But oligopolies in deregulated markets have sometimes substituted price fixing, extended intellectual property rights, and competitive restraint for market regulation.
Still, Schumpeter believed in the faculty of "disruptive technologies" and "destructive creation" to check the power of oligopolies to set extortionate prices, lower customer care standards, or inhibit competition.
Linux threatens Windows. Opera nibbles at Microsoft's Internet Explorer. Amazon drubbed traditional booksellers. eBay thrashes Amazon. Bell was forced by Covad Communications to implement its own technology, the DSL broadband phone line.
Barring criminal behavior, there is little that oligopolies can do to defend themselves against these forces. They can acquire innovative firms, intellectual property, and talent. They can form strategic partnerships. But the supply of innovators and new technologies is infinite - and the resources of oligopolies, however mighty, are finite.

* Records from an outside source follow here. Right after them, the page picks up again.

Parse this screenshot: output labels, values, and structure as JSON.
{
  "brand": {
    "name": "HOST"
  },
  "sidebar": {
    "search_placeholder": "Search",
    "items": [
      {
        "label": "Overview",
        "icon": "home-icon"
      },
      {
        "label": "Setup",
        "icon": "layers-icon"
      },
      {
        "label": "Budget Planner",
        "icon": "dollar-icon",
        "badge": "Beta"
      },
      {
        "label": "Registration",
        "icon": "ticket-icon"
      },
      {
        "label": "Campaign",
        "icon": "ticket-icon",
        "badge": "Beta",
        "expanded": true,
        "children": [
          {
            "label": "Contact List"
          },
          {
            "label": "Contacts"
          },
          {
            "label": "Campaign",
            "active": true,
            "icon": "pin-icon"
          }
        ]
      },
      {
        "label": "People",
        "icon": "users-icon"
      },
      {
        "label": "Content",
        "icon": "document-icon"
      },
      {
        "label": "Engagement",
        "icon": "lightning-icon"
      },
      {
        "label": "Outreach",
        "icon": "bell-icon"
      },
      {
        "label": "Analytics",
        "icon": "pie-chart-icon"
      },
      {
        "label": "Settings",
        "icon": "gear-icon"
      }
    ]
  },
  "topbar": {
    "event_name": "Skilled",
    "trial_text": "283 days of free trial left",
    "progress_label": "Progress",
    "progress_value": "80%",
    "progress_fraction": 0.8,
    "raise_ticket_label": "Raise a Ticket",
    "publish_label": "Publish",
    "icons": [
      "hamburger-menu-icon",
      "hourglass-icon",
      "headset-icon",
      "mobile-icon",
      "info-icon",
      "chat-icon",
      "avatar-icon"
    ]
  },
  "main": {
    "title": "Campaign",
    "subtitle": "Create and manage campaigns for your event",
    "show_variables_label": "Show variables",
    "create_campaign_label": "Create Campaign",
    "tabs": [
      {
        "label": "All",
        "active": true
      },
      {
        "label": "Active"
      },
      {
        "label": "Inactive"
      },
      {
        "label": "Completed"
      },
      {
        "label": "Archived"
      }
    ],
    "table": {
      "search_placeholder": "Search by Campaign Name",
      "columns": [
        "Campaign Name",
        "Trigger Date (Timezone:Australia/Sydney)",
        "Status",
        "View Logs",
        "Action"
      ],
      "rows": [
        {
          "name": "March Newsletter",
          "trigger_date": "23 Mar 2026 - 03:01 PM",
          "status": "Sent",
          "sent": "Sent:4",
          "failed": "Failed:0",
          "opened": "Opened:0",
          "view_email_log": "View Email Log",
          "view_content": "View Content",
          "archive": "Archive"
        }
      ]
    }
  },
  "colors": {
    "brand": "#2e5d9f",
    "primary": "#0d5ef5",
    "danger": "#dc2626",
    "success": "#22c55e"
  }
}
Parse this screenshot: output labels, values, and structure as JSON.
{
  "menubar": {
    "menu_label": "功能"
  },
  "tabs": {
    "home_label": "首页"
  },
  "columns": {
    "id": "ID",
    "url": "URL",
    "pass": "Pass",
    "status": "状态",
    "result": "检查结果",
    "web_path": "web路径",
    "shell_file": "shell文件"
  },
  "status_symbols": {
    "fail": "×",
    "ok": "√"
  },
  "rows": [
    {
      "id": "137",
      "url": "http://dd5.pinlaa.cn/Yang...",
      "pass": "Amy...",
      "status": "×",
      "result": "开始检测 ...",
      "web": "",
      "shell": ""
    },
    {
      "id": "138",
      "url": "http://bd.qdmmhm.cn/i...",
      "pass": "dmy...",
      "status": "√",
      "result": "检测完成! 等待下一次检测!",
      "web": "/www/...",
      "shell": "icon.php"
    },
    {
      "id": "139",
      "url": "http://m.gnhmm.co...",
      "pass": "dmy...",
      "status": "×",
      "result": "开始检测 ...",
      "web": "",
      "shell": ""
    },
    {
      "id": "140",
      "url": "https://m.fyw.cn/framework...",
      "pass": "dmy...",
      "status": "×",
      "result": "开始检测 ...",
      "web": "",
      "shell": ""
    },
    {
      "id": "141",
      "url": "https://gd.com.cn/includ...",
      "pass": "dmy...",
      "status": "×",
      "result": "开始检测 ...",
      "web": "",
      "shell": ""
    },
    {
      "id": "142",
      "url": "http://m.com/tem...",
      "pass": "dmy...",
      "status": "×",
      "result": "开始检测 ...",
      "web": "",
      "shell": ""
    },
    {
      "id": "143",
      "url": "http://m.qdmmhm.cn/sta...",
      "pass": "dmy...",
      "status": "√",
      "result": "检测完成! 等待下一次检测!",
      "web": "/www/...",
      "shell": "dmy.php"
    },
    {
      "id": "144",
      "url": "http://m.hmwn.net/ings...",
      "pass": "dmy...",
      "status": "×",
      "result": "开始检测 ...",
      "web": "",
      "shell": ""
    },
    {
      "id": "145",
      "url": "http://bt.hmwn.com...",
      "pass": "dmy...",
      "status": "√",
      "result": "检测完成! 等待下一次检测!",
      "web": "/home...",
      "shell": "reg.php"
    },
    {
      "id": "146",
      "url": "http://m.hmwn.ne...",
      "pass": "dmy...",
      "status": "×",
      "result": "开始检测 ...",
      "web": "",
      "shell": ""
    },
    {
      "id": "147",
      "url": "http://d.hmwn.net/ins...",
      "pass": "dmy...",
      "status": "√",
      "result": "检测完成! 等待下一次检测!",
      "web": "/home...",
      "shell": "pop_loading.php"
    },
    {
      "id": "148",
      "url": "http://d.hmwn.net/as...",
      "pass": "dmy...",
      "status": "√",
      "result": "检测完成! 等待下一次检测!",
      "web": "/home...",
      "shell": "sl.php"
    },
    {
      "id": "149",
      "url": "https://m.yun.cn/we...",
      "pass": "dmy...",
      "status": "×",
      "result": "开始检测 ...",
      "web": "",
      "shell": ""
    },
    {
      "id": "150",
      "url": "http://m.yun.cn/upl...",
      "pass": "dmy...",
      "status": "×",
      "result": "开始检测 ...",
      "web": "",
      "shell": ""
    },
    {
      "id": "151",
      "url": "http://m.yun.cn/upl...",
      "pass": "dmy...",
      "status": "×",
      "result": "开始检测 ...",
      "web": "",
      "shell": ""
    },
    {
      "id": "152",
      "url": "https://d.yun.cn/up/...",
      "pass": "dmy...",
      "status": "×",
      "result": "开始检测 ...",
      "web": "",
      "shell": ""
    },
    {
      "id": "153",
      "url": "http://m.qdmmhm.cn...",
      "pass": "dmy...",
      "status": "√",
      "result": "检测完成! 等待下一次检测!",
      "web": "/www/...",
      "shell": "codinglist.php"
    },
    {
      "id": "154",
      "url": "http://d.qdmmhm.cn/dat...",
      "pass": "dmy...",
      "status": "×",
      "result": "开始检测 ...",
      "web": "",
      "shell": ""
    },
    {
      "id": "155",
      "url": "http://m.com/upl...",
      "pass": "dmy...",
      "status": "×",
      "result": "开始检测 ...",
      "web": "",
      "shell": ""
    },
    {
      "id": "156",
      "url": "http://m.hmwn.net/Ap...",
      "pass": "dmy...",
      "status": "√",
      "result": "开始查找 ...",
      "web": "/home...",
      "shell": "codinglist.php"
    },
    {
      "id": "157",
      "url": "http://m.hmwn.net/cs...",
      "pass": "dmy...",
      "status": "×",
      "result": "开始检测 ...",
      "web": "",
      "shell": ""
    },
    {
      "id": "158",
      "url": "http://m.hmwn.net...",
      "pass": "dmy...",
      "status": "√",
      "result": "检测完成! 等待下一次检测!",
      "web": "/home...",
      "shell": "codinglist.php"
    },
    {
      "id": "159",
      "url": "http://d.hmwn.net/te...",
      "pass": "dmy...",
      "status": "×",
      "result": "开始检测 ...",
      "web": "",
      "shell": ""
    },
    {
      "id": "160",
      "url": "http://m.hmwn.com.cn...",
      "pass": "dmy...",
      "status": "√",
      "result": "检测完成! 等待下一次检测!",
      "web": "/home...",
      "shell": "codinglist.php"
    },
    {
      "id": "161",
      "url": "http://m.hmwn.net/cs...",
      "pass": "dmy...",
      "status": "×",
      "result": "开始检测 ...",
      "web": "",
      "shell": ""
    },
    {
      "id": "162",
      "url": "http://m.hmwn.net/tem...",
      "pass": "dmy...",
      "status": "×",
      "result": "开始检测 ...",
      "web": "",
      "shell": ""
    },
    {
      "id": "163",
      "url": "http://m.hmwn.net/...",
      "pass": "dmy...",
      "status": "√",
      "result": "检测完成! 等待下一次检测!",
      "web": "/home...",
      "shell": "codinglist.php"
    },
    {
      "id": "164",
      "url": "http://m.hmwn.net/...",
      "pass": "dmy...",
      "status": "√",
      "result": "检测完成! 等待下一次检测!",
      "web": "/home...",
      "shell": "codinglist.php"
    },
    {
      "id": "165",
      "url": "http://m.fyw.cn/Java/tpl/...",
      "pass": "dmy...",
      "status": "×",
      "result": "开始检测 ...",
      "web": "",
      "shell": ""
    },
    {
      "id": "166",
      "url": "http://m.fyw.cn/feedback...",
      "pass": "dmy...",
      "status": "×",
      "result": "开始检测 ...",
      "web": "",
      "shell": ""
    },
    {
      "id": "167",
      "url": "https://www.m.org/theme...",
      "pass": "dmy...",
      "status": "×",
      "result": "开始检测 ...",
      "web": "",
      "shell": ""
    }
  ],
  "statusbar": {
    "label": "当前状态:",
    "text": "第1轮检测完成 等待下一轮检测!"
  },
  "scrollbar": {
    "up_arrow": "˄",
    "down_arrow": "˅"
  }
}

The market is stronger than any of its participants, regardless of the hubris of some, or the paranoia of others.
XXXI. Anarchy as an Organizing Principle
The recent spate of accounting fraud scandals signals the end of an era. Disillusionment and disenchantment with American capitalism may yet lead to a tectonic ideological shift from laissez faire and self regulation to state intervention and regulation. This would be the reversal of a trend dating back to Thatcher in Britain and Reagan in the USA. It would also cast some fundamental - and way more ancient - tenets of free-marketry in grave doubt.
Markets are perceived as self-organizing, self-assembling, exchanges of information, goods, and services. Adam Smith's "invisible hand" is the sum of all the mechanisms whose interaction gives rise to the optimal allocation of economic resources. The market's great advantages over central planning are precisely its randomness and its lack of self-awareness.
Market participants go about their egoistic business, trying to maximize their utility, oblivious of the interests and action of all, bar those they interact with directly.